As I sat at the lights waiting to do a third u-turn, I heard myself say something. Actually, it was pretty loud. Chances are the person waiting at the lights next to me also heard it.
One thing I am good at doing is talking to myself in ways that I wouldn’t dare or even dream of talking to other people. And to prove a point, I have turned what I said into a beautiful meme:
And looking at those words, I feel ashamed of myself. I would unleash total fury at anyone who dared to use those words towards someone I love. Even towards someone I don’t know. You don’t talk to people like that, not in my world.
Except… I do. To myself.
And I’m sitting here, writing this, and I just want to cry. Because I know I meant it, at the time.
When I eventually got to the gym, I pushed myself through a big cardio workout, because I’d totally and utterly missed the class I wanted to go to. I was stretching afterwards, and a woman who’s become a good friend plopped herself down opposite me to chat.
We talked about time.

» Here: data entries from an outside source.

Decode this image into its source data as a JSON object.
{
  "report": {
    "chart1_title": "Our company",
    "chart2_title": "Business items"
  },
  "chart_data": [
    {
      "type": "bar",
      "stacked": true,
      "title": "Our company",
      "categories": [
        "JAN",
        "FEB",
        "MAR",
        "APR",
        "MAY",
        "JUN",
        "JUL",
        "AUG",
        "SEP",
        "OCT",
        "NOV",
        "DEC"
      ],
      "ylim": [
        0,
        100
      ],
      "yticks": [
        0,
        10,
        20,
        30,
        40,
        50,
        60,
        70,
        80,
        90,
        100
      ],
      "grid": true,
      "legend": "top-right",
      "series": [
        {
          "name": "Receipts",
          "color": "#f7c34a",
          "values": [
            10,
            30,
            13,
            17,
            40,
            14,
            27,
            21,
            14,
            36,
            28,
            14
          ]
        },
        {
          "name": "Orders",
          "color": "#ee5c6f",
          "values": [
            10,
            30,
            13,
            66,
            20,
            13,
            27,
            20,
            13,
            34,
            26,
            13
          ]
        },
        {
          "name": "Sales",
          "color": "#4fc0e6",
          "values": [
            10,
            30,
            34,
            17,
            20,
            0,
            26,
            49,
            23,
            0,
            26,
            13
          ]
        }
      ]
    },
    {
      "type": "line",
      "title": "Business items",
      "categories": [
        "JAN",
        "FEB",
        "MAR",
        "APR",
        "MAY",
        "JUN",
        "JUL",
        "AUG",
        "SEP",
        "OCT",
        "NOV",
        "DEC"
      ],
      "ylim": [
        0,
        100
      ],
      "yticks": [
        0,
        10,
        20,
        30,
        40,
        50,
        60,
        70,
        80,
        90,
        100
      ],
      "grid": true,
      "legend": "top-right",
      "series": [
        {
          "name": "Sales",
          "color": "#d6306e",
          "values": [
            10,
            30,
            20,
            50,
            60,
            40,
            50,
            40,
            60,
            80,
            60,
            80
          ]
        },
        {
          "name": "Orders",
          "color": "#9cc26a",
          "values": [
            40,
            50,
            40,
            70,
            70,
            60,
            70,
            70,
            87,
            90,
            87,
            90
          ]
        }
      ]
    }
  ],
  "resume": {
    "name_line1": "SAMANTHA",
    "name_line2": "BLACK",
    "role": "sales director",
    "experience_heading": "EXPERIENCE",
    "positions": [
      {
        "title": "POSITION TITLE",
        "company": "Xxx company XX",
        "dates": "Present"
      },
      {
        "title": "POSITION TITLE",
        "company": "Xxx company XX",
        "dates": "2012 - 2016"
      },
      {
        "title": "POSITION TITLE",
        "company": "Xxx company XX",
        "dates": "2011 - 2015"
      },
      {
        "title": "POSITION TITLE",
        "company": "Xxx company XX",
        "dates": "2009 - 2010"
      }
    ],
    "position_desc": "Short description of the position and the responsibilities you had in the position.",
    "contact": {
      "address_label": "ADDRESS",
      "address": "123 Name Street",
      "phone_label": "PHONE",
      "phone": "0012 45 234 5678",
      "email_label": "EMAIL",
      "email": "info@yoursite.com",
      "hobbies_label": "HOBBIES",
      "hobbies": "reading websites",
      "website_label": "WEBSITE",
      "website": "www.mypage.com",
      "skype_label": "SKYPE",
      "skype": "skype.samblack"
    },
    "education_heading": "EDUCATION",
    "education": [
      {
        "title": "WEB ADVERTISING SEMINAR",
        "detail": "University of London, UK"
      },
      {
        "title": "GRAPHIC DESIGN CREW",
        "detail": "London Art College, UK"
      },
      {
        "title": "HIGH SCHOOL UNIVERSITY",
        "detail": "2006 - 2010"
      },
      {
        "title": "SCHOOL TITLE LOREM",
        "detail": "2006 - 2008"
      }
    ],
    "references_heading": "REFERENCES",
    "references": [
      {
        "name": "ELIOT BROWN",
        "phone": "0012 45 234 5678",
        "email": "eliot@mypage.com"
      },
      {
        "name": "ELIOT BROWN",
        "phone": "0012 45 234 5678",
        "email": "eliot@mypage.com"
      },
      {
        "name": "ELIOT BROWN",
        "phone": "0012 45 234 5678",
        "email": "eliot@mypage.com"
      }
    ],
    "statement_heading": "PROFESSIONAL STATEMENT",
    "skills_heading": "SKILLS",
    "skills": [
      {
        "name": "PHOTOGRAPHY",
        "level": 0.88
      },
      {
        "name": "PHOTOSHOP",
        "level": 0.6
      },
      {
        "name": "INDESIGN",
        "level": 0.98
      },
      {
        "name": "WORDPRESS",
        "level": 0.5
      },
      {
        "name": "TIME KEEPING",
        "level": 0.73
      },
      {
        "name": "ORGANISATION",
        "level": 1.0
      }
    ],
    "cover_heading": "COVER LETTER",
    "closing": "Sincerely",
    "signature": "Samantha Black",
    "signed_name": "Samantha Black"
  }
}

About how moments are so important, and without investing in the importance of time – instant, immediate, now time – life kind of loses meaning.
It reminded me of a conversation I had last night, where again time was the topic. Don’t rush time, don’t force yourself forwards into things you can’t possibly predict the best outcome. Don’t worry about things that you don’t have the information about yet. Just be now. Time.
Which reminded me of a conversation I had on Sunday. Time. Time doesn’t exist, you just have now as your guarantee. Don’t let anxiety mess with now.
I need to remember those words I said to myself. Not because they’re true. But because of the horrific cruelty behind them, that I directed to myself. And I need to remember how I spent that moment, that time. Because life is so fleeting. I cannot put more time into talking that way to myself. Because fuck.
I might hear me.
I thought about things that I have heard other people say about me.
There comes a point where you can make a choice.
And I choose moments. I choose now.
And as hard as it’s going to be to change the thought patterns of a lifetime, I choose to remember that I have done something amazing. That I am strong.
And that I am about to help other people set themselves free.